Nach dem Ende des Kalten Krieges waren Sirenen an vielen Standorten in Berlin abgebaut beziehungsweise kaputte Anlagen nicht mehr ausgetauscht worden, weil man glaubte, sie nicht mehr zu benötigen. Seit 30 Jahren heulten in Berlin keine öffentlichen Sirenen mehr. Die letzte der früher in ganz Deutschland üblichen Sirenen wurde demnach in Berlin 1993 abgebaut.
Noch keine flächendeckende Warnung
Unter anderem Erfahrungen aus der verheerenden Flut im Ahrtal 2021 und der russische Angriffskrieg in der Ukraine haben zu einem Umdenken geführt. Das Eindringen russischer Kampfdrohnen in den Luftraum über Polen in der Nacht zu Mittwoch ist ein Beispiel für einen Zivilschutzfall, in dem es notwendig sein kann, die Bevölkerung eines Gebiets kurzfristig zu warnen.

Auch in anderen europäischen Ländern finden solche Warntage wie am Donnerstag in Berlin statt. Jamie und Ellie aus der Nähe von Manchester erzählen, dass sie zu Hause in England eine Test -Warnung erst vergangene Woche miterlebt haben. Hier auf dem Berliner Alexanderplatz haben sie sich zunächst ganz schön erschrocken. „Aber gut, dass das auch hier geübt wird“, sagt Jamie. Auch die Jugendlichen, die für ein Schulprojekt in Mitte unterwegs sind, müssen sich gegenseitig vergewissern, als ihre Handys zeitgleich zu brummen beginnen: „Das ist nur ein Test.“
Berlin ist noch weit entfernt von einer Warnung, die flächendeckend funktioniert: „Als ‚flächendeckend‘ sehen wir als Verband der Hersteller von Bevölkerungswarnsystemen e.V. die Definition der Schweiz an, die 95 Prozent der Bevölkerung erreichen will“. Dafür würden nach Berechnungen des Verbands in Deutschland 85.000 bis 90.000 Sirenen benötigt.
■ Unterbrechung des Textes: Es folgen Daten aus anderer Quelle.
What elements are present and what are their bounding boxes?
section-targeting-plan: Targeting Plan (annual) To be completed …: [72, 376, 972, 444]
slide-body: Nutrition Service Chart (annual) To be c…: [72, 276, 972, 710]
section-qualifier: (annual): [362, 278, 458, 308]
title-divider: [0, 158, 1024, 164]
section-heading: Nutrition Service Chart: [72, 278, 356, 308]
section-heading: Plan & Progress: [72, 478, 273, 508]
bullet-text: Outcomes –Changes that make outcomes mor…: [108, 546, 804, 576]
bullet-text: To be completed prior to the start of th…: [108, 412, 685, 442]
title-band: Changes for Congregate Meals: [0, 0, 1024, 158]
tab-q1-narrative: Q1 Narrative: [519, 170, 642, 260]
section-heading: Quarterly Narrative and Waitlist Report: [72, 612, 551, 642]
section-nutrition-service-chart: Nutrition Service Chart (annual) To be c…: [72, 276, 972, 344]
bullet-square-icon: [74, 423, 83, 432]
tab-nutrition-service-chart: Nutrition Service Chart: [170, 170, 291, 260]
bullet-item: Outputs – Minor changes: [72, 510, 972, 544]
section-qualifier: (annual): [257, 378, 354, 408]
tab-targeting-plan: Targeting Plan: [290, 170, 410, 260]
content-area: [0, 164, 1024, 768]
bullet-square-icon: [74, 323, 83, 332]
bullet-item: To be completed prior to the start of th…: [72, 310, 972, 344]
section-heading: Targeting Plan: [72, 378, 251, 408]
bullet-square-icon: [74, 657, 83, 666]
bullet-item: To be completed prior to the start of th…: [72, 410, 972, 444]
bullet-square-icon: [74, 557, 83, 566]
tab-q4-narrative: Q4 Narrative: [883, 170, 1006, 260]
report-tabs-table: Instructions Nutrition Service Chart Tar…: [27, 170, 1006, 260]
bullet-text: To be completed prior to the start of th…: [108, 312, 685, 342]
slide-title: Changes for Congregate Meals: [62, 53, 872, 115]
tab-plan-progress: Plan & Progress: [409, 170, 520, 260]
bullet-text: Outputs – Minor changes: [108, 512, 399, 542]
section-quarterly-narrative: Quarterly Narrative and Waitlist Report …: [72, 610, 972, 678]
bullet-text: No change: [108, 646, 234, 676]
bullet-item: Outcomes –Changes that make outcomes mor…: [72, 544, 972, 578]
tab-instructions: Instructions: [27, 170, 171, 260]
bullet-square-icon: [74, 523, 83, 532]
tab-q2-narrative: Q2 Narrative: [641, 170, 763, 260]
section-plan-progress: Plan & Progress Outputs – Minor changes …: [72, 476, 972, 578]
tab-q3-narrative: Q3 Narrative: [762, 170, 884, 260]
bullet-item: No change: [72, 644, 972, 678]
Der aktuell geschätzte Bestand an Sirenen liegt bei 40.000. Davon sind 35.000 Motorsirenen, die ersetzt oder wenn möglich auf digitale Alarmierung umgerüstet werden müssten. Wenn alle Kommunen verwirklichen, was sie sich vorgenommen haben, sieht der Verband 2035 als realistisches Ziel für eine bundesweit flächendeckende Sirenenwarnung.